PepsiCo is set to announce its Q2 2025 earnings on July 17. Analysts predict a decline in both top and bottom lines, with the Zacks Consensus Estimate suggesting reduced earnings per share (EPS). EPS expectations have been downgraded by 13.5% over the past year, from $2.37 to $2.05. The company has already lowered its 2025 earnings forecast, citing increased supply chain costs, tariffs, and macroeconomic volatility. These factors, along with unfavorable foreign exchange rates, are expected to impact revenue and EPS growth. Despite these challenges, analysts maintain a "Buy" rating, with a price target of $153.62, suggesting a potential 13.57% upside in stock price. However, the subdued consumer environment and ongoing global trade uncertainties remain significant hurdles. PepsiCo's leadership is focused on mitigating rising supply chain costs while maintaining operational stability and consumer trust.
Historical Performance Review
In Q1 2025, PepsiCoPEP-- reported $17.92 billion in revenue, with net income at $1.84 billion and earnings per share (EPS) of $1.34. The gross profit was $9.99 billion. Despite a 1.2% rise in organic revenue, operating profit fell to $2.58 billion from $2.72 billion year-over-year. The PepsiCo Beverages North America division saw a 1% dip in organic revenue to $5.91 billion, with a 3% drop in volumes.
Additional News
PepsiCo has been proactive in addressing challenges posed by tariffs and macroeconomic fluctuations. The company has actively planned mitigation strategies for rising supply chain costs to minimize operational disruptions and maintain consumer and customer relationships.
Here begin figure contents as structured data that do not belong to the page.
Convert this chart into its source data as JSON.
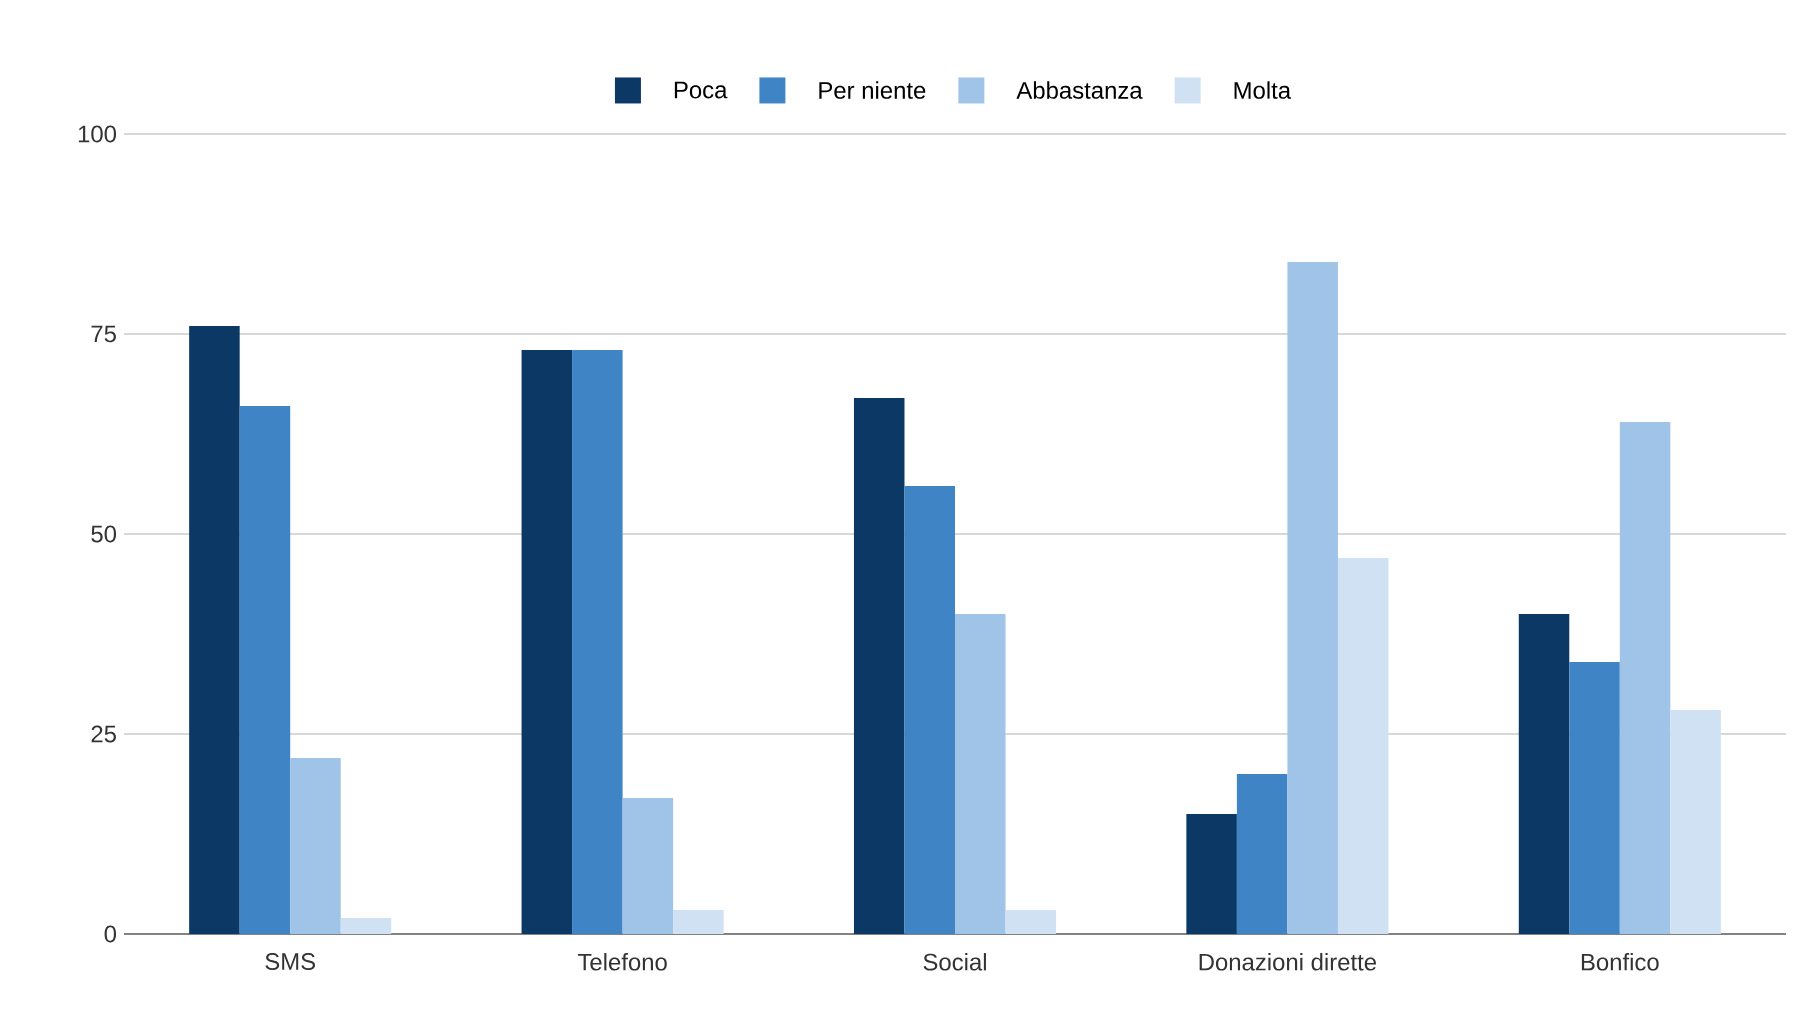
{
  "chart_data": {
    "type": "bar",
    "categories": [
      "SMS",
      "Telefono",
      "Social",
      "Donazioni dirette",
      "Bonfico"
    ],
    "series": [
      {
        "name": "Poca",
        "color": "#0b3864",
        "values": [
          76,
          73,
          67,
          15,
          40
        ]
      },
      {
        "name": "Per niente",
        "color": "#3f85c6",
        "values": [
          66,
          73,
          56,
          20,
          34
        ]
      },
      {
        "name": "Abbastanza",
        "color": "#a0c4e8",
        "values": [
          22,
          17,
          40,
          84,
          64
        ]
      },
      {
        "name": "Molta",
        "color": "#cfe1f3",
        "values": [
          2,
          3,
          3,
          47,
          28
        ]
      }
    ],
    "ylim": [
      0,
      100
    ],
    "yticks": [
      0,
      25,
      50,
      75,
      100
    ],
    "grid": "y",
    "legend": "top"
  }
}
Furthermore, PepsiCo is expanding its product portfolio through strategic acquisitions, including a near-$2 billion deal to acquire Poppi, a functional soda brand. This move aligns with PepsiCo's strategy to diversify its offerings and capture new market segments. CEO Ramon Laguarta has emphasized the importance of ensuring long-term business health amidst the current volatile environment.
Summary & Outlook
PepsiCo faces a challenging financial environment with declining revenue and EPS forecasts, attributed to macroeconomic volatility and tariff-related supply chain costs. While the company has implemented strategies to mitigate these impacts, the subdued consumer landscape and uncertain global trade developments pose significant risks. However, the company's strategic acquisitions and diversification efforts, like the Poppi deal, provide growth opportunities. Overall, the outlook remains cautious, with a neutral stance on future prospects, given the balance between potential growth catalysts and prevailing financial risks.